Hugo looked at him blankly.

‘You really don’t take me to theatre enough,’ Theodore chided, playfully. ‘This is Kitty’s costume. I recognise it from the poster in her flat.’

‘The one that was stolen?’ said Hugo.

‘The very same. After all, Harry was already seeing Kitty at that time. He must’ve visited her in her dressing room from time to time. He would have had ample opportunity to take it.’

Hugo was about to ask why Harry would do this, but his internal clock was nagging. He checked his pocket-watch. ‘We’d better go. We can discuss back at Queen Street.’

They took a few moments to straighten to the room before heading back downstairs. Theodore waited in the corridor while Hugo returned the key to Miss Shaw. He placed it on her desk without a word and she made no sign of noticing him.

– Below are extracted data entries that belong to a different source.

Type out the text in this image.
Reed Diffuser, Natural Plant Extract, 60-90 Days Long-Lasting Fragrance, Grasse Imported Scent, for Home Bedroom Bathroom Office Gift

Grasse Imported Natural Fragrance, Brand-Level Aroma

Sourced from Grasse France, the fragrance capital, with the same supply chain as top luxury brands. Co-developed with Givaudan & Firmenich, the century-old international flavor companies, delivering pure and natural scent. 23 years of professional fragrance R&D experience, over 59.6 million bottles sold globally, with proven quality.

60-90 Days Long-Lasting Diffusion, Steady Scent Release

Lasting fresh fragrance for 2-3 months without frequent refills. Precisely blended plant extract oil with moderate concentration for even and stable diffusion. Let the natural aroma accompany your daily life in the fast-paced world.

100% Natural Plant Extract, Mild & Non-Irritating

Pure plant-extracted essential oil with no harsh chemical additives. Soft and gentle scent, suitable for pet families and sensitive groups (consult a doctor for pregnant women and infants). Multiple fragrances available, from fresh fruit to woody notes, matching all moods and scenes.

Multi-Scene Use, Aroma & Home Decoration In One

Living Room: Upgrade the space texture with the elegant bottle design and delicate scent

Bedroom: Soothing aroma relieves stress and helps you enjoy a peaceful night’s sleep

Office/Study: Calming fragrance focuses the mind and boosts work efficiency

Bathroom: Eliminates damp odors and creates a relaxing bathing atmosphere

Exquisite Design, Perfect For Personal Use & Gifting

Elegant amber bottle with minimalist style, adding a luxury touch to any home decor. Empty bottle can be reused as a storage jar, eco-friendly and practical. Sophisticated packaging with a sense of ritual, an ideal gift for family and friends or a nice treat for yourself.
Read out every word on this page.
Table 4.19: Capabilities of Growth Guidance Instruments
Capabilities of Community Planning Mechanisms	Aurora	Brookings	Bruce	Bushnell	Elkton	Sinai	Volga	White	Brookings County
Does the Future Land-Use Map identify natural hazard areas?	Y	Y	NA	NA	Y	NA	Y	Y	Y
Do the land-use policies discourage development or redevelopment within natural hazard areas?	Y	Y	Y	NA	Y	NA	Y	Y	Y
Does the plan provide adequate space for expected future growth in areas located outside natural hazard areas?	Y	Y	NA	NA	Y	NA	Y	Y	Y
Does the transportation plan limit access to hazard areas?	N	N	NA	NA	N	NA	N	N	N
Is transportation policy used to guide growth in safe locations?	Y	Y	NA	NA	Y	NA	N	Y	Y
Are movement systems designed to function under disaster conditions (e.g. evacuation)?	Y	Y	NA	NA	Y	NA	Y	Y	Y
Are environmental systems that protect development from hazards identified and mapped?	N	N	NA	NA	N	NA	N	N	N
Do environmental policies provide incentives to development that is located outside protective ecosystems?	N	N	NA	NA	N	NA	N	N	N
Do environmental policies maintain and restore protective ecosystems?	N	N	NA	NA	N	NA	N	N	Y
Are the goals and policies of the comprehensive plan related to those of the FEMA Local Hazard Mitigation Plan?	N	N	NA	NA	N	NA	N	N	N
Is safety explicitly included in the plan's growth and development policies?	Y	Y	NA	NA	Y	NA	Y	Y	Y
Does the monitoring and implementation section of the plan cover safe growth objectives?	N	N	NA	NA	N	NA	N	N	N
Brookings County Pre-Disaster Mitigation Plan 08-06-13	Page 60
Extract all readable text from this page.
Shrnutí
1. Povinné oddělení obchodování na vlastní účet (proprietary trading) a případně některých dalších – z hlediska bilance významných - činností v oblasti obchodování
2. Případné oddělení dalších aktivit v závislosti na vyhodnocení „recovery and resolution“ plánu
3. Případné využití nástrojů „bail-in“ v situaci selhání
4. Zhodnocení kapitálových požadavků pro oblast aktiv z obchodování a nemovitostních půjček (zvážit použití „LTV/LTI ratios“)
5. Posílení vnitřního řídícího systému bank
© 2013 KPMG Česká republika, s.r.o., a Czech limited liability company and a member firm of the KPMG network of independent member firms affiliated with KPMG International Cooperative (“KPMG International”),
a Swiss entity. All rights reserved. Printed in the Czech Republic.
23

On their way out, they passed the post pigeon-holes in the hall. Each space bore a little label with the room number and occupant’s name. Hugo couldn’t help spotting Harry’s pigeon-hole. His name was still there. It was empty now, but this must have been where he had first found the letter that wound up in his suitcase. This was still on Hugo’s mind as he left the building. It reminded him of the story Maxwell Glossop had told about stealing Kitty’s post. And this led to another thought.

Hugo was not prone to gasps of surprise or sudden proclamations of ‘Eureka!’. Nevertheless, he paused for a moment on the front step. Just for a second. Then he quickened his pace to match Theodore’s.